As we’d been expecting, Cole Hamels did not receive a qualifying offer from the Cubs today. What looked like a sure thing at midseason was crushed by an oblique injury and crummy performance thereafter.
That means Hamels, 36 next year, becomes an unfettered free agent for the first time in his career. It’s possible the Cubs will try to re-up with Hamels on a reasonable deal, though the FanGraphs projections have him landing a two-year, $28 million contract, and I doubt the Cubs will go there at this time. I do think he can still be a very useful starter in 2020, though my personal hope is that the Cubs find a way to add a more impactful, front-end type starter.

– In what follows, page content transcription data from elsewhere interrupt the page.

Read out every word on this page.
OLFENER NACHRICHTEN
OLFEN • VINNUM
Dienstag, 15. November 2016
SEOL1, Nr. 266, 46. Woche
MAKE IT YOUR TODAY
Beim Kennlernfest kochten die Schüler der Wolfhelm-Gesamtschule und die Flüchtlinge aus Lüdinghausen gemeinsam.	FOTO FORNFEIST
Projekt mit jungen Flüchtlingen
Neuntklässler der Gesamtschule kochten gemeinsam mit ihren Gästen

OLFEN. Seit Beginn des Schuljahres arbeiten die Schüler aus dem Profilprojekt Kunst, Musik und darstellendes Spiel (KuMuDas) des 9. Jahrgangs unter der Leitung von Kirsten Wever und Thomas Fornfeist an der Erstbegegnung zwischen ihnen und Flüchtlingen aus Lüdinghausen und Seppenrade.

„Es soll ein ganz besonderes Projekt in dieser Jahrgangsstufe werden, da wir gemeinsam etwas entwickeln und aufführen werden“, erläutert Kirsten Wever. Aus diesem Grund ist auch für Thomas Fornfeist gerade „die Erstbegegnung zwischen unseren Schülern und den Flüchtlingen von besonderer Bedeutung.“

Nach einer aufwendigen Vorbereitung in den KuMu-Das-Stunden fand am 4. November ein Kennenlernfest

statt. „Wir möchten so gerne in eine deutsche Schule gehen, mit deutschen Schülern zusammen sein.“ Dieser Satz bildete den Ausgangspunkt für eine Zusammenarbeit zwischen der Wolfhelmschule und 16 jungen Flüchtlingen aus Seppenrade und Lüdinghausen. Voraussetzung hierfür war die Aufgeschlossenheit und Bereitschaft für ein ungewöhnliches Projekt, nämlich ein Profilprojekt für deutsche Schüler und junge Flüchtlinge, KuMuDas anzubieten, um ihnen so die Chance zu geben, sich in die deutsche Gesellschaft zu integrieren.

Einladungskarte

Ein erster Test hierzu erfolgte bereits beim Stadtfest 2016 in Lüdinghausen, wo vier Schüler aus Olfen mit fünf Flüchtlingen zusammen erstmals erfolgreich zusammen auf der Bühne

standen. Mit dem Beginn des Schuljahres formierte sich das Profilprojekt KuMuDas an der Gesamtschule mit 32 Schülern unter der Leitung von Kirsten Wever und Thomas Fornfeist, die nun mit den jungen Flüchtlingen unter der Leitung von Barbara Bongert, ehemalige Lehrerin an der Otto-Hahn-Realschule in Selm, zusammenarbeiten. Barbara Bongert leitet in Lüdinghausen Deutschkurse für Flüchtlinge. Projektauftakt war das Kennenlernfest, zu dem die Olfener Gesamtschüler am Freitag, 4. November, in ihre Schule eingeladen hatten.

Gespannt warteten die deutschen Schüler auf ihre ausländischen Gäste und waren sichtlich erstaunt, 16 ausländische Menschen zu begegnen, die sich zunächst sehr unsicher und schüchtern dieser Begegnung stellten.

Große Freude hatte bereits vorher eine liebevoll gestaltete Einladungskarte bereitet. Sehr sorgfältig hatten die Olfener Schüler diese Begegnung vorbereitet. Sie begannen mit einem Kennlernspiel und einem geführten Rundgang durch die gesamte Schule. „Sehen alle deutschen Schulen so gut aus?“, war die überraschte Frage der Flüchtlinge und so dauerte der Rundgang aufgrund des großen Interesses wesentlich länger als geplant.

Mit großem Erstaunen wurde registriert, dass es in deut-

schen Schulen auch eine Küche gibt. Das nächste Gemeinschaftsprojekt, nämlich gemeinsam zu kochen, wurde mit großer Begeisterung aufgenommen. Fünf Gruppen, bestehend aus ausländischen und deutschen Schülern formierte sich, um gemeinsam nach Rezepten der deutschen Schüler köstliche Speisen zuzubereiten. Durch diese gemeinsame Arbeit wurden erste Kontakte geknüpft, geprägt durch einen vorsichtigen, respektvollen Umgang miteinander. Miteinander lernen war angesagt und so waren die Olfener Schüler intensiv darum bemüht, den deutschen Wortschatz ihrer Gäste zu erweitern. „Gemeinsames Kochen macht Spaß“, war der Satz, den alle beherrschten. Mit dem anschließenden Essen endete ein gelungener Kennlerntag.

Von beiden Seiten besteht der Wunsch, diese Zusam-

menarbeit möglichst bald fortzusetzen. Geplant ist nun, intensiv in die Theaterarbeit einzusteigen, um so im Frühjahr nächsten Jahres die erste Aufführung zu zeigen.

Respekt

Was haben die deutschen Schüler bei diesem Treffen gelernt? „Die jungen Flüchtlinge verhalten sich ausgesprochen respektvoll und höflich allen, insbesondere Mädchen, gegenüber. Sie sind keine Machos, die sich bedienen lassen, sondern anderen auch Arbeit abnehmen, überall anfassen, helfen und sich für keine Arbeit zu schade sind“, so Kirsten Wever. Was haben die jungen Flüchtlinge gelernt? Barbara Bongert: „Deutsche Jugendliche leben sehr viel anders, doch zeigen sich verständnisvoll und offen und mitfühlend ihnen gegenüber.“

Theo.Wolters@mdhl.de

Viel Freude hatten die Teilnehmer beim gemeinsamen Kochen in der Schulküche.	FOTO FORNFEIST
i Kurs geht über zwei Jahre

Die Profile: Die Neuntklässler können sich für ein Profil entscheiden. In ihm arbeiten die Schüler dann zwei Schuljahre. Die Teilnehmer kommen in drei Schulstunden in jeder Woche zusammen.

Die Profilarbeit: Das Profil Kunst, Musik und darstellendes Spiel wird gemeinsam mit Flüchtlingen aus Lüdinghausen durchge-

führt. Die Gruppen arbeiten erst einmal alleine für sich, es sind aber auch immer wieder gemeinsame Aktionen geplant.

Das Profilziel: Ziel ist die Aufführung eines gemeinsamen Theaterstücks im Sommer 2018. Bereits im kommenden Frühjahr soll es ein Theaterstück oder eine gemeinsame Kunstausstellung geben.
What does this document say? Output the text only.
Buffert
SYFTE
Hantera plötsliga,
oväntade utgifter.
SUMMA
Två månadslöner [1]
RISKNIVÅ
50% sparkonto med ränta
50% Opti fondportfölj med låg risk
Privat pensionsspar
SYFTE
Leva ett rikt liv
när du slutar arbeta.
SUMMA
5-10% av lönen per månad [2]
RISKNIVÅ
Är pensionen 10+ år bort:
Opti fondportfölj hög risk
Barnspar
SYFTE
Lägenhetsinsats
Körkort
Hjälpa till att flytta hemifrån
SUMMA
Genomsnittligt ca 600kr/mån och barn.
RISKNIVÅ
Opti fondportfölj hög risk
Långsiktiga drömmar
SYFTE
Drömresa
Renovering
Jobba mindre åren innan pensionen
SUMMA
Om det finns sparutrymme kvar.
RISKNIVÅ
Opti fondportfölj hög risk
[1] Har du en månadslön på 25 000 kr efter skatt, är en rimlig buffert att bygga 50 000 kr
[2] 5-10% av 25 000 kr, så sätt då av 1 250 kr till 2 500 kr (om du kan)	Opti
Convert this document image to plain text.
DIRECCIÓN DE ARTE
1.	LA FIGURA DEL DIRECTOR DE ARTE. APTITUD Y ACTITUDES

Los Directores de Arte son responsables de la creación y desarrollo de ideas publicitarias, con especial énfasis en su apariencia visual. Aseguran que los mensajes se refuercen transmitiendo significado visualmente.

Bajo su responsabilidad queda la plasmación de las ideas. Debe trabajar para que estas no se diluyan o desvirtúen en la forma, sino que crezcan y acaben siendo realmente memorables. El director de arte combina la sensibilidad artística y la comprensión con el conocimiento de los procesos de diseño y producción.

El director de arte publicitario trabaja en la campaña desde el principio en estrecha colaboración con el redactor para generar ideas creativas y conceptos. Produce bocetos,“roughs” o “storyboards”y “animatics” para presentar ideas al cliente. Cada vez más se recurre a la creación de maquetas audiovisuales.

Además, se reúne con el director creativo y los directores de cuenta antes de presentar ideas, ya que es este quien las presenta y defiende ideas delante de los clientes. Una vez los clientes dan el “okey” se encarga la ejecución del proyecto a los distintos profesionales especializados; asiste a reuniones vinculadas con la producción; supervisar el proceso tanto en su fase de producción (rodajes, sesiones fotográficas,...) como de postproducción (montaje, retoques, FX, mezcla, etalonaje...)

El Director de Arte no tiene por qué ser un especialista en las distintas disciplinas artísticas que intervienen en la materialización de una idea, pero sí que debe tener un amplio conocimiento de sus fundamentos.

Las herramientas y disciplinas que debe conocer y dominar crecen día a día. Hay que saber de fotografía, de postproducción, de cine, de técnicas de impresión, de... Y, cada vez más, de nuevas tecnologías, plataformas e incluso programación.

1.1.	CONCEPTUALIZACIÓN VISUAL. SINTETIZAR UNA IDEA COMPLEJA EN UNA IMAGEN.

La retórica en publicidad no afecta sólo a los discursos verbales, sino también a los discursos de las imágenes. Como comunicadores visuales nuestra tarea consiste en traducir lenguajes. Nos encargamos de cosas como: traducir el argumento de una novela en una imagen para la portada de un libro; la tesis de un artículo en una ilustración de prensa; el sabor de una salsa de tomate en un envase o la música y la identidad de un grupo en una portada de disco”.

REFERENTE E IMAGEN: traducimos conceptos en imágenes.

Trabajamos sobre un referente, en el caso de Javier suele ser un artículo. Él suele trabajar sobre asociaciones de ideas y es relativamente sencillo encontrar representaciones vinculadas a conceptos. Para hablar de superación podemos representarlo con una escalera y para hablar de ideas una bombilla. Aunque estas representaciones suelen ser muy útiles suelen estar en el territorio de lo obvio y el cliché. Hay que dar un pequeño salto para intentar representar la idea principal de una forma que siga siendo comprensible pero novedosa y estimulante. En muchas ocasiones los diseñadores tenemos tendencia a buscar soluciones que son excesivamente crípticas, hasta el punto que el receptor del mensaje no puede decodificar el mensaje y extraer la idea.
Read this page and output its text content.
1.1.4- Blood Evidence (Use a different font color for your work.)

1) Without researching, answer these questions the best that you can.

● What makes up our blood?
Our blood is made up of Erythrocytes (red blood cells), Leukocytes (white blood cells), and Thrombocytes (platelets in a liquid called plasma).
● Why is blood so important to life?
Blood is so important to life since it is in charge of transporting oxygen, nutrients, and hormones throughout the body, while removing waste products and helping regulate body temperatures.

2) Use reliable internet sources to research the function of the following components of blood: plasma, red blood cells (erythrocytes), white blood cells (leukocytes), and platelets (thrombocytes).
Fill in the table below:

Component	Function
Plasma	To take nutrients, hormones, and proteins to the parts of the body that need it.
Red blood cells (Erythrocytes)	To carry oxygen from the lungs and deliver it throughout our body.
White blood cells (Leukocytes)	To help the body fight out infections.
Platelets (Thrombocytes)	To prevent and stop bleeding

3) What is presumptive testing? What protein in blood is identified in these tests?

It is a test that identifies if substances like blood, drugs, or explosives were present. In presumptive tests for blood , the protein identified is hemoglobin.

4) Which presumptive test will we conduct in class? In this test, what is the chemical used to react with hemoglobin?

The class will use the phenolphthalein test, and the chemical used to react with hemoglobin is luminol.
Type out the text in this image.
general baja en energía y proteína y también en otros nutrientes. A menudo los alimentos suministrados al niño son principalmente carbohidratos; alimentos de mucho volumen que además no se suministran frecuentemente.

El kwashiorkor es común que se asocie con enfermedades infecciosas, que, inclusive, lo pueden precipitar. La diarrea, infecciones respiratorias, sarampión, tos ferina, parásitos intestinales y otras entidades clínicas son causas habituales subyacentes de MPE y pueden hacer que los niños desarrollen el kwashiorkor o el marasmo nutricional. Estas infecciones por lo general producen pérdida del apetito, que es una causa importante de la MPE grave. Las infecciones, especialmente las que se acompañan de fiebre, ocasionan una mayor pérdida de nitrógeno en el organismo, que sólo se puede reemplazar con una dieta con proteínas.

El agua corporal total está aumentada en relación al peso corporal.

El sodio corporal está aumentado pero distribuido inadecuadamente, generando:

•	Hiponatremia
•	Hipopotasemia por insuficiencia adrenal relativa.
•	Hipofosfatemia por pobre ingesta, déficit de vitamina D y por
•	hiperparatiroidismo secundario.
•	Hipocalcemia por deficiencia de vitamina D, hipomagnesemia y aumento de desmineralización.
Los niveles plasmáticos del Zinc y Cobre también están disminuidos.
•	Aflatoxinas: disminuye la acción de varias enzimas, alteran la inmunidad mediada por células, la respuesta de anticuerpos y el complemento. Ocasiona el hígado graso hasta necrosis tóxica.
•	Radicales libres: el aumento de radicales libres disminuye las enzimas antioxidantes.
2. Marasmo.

Speaking of which, some of those guys got qualifying offers today, which means – when they reject and sign elsewhere – their new team will have to pay up some draft pick (and IFA) compensations. Details on that here, if you’ve forgotten, but the short version is that, as a team over the luxury tax, the pain for the Cubs would be the worst version: signing a qualified free agent would cost the Cubs their second AND fifth-highest picks in the 2020 draft (regardless of round), as well as $1M of its international bonus pool in the upcoming period. I’m not saying they wouldn’t do it if the money were otherwise there for Gerrit Cole or Anthony Rendon, but for other guys? It’s a huge part of the calculus.
The full list of players today receiving qualifying offers (a one-year, $17.8 million offer for next year):
Decisions on whether to accept or reject the offer are due within 10 days.
Eyeballing the list, I’d say the guys who could POTENTIALLY accept are Odorizzi and Abreu. Smith might think about it, given what happened to Craig Kimbrel last year, but he doesn’t come with some of the same late-season warning signs that Kimbrel did. Ozuna probably should accept but won’t (I suspect his market is going to be terrible).